Bramó de repente Gur’kan, y los guerreros bajo su mando respondieron con orgullo con la respuesta a la que estaban acostumbrados:
—¡¡¡Awooh!!!
¡¡¡Awooh!!!
¡¡¡Awooh!!!
Su estruendosa respuesta no hizo más que avivar aún más su creciente sed de sangre mientras apretaban con más fuerza sus armas.
Desde todas las direcciones, los duendes cargaron contra su formación con gran ímpetu, bajo el liderazgo de sus comandantes trasgos.
—¡¡¡Aguardad!!!
¡¡¡Aguardad!!!
¡¡¡Mantened la línea!!!
Bramó Xiao Chen mientras se preparaban para el impacto de la carga de los numerosos duendes desde todas las direcciones.
—¡Habéis oído al jefe, mantened la línea!
Gritó Gur’kan para subir la moral del Grupo Tigre Blanco.
—¡¡¡Awooh!!!
¡¡¡Awooh!!!
¡¡¡Awooh!!!
El Grupo Tigre Blanco gritó con gran entusiasmo mientras mantenían sus posiciones, repeliendo a los duendes con sus escudos cuando cargaban contra ellos.
Xiao Chen echó un vistazo a sus guerreros y, al juzgar que por fin habían estabilizado su formación, dio rápidamente la orden:
—¡¡¡Empujad!!!
Gritó y embistió con su escudo al desafortunado duende que tenía delante, haciéndolo retroceder.
El pobre duende trastabilló hacia atrás, aturdido y sorprendido por el súbito contraataque de Xiao Chen.
Siguiendo sus acciones, el Grupo Tigre Blanco apartó a los duendes con sus escudos y atravesó al duende más cercano con sus lanzas de hierro, empalando al desafortunado duende con múltiples lanzas.
—¡¡¡No dejéis que el caudillo mate a más que vosotros!!!

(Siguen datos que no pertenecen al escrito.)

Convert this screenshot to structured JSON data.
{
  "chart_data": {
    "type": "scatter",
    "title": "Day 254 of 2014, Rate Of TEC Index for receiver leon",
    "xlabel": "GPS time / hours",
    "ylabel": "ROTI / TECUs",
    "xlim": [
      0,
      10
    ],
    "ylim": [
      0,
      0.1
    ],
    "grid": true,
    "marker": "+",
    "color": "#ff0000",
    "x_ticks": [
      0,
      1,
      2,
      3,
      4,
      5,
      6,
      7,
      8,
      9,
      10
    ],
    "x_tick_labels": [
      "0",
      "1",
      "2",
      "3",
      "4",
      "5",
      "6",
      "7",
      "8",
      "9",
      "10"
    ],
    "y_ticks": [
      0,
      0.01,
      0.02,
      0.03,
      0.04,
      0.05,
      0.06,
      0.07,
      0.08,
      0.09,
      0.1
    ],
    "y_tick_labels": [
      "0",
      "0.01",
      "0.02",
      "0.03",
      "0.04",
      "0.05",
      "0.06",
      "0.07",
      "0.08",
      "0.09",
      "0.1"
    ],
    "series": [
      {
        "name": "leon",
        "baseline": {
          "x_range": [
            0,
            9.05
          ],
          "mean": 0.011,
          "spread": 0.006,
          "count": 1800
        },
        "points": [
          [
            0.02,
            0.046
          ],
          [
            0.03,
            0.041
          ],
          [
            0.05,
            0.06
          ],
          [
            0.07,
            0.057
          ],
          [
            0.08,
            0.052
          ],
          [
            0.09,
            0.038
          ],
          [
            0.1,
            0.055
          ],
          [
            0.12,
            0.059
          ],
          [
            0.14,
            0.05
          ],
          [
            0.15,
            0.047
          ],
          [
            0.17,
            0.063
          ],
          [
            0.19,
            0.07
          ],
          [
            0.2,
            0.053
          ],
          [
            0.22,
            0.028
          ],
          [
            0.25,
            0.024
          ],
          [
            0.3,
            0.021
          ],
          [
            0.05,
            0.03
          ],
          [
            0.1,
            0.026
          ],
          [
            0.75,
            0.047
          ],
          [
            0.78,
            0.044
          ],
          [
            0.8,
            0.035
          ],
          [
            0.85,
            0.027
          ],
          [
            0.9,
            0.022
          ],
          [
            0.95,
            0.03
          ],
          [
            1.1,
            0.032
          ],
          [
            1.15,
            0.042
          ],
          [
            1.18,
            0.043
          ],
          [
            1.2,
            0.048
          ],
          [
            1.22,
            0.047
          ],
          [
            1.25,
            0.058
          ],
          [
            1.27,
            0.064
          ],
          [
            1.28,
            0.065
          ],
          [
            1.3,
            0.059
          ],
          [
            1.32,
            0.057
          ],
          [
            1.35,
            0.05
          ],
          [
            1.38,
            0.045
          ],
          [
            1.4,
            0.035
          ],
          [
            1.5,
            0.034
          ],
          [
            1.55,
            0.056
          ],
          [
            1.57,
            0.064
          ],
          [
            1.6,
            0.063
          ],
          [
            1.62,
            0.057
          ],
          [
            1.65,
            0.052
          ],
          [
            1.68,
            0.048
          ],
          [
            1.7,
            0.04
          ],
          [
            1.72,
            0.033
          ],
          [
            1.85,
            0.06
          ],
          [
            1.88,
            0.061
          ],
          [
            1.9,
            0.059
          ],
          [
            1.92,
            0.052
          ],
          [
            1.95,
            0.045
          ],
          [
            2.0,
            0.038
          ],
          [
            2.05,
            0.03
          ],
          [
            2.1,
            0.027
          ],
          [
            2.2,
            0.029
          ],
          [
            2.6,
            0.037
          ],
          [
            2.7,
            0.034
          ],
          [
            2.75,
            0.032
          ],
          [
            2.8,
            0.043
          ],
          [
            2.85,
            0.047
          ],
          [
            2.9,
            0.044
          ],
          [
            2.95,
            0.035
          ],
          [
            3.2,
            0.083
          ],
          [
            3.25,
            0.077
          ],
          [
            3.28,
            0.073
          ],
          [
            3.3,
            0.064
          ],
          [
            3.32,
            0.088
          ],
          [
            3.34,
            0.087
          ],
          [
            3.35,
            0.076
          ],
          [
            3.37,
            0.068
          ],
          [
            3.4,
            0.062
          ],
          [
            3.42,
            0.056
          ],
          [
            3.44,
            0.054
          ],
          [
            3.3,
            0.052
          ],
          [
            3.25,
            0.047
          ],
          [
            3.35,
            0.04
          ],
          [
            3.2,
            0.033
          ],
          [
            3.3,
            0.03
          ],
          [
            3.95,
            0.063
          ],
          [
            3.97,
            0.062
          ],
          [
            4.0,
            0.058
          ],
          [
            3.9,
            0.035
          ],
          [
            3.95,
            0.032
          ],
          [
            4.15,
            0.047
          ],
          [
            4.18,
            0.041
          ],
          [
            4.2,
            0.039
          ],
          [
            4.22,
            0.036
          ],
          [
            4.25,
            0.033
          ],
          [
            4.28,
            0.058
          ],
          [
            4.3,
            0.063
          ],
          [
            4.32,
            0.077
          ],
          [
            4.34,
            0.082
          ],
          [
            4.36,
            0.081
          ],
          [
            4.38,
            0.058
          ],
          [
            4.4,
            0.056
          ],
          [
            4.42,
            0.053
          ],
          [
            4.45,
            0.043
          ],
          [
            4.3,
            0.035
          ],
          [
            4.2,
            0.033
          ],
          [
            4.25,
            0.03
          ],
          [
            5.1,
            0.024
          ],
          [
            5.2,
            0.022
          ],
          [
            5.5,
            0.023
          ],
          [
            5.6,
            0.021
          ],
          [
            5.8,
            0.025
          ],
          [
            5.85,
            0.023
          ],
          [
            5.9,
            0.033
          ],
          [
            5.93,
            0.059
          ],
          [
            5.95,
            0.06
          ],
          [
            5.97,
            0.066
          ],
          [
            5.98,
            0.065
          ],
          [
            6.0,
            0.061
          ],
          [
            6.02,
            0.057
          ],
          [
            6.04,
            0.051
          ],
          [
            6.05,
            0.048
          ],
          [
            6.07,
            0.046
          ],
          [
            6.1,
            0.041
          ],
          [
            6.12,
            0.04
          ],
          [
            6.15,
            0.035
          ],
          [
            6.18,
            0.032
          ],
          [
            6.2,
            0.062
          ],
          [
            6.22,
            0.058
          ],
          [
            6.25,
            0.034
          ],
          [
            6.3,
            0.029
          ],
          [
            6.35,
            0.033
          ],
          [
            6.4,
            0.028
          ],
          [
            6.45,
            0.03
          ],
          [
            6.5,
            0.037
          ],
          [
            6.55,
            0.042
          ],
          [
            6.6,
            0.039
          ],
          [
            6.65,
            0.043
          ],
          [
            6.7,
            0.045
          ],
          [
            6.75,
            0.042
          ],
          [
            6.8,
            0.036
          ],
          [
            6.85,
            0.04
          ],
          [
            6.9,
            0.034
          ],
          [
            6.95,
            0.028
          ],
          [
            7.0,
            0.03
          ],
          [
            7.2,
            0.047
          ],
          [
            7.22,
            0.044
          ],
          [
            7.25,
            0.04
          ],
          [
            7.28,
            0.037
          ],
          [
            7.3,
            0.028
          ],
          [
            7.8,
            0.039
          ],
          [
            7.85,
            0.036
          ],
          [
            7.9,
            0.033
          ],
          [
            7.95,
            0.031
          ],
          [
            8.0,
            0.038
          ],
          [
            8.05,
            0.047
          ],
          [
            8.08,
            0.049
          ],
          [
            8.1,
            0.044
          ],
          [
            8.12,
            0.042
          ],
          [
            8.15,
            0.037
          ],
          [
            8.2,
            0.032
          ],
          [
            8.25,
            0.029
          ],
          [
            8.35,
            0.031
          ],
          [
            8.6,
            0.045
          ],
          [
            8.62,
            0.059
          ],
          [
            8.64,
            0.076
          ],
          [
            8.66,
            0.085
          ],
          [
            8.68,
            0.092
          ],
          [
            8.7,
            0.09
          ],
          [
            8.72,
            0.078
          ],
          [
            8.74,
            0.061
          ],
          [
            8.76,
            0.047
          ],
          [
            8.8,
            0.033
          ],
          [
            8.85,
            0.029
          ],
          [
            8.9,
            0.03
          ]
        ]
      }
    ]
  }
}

Bramó Gur’kan mientras lanzaba su lanza hacia adelante y atravesaba a un desafortunado duende por la boca.
El Grupo Tigre Blanco mantuvo su formación prieta y sólida mientras repelían a los duendes, haciéndolos retroceder con sus escudos y atravesándolos con sus resistentes lanzas.
El Grupo Tigre Blanco operaba como una falange, pero contra todas las direcciones en lugar de una sola, repeliendo y masacrando a cualquier duende que se acercara demasiado.
Como una máquina bien engrasada, masacraban a los duendes que se acercaban demasiado.
Los grupos Tortuga Negra y Dragón Azur avanzaron entre la linde de los árboles mientras rodeaban a los duendes atacantes.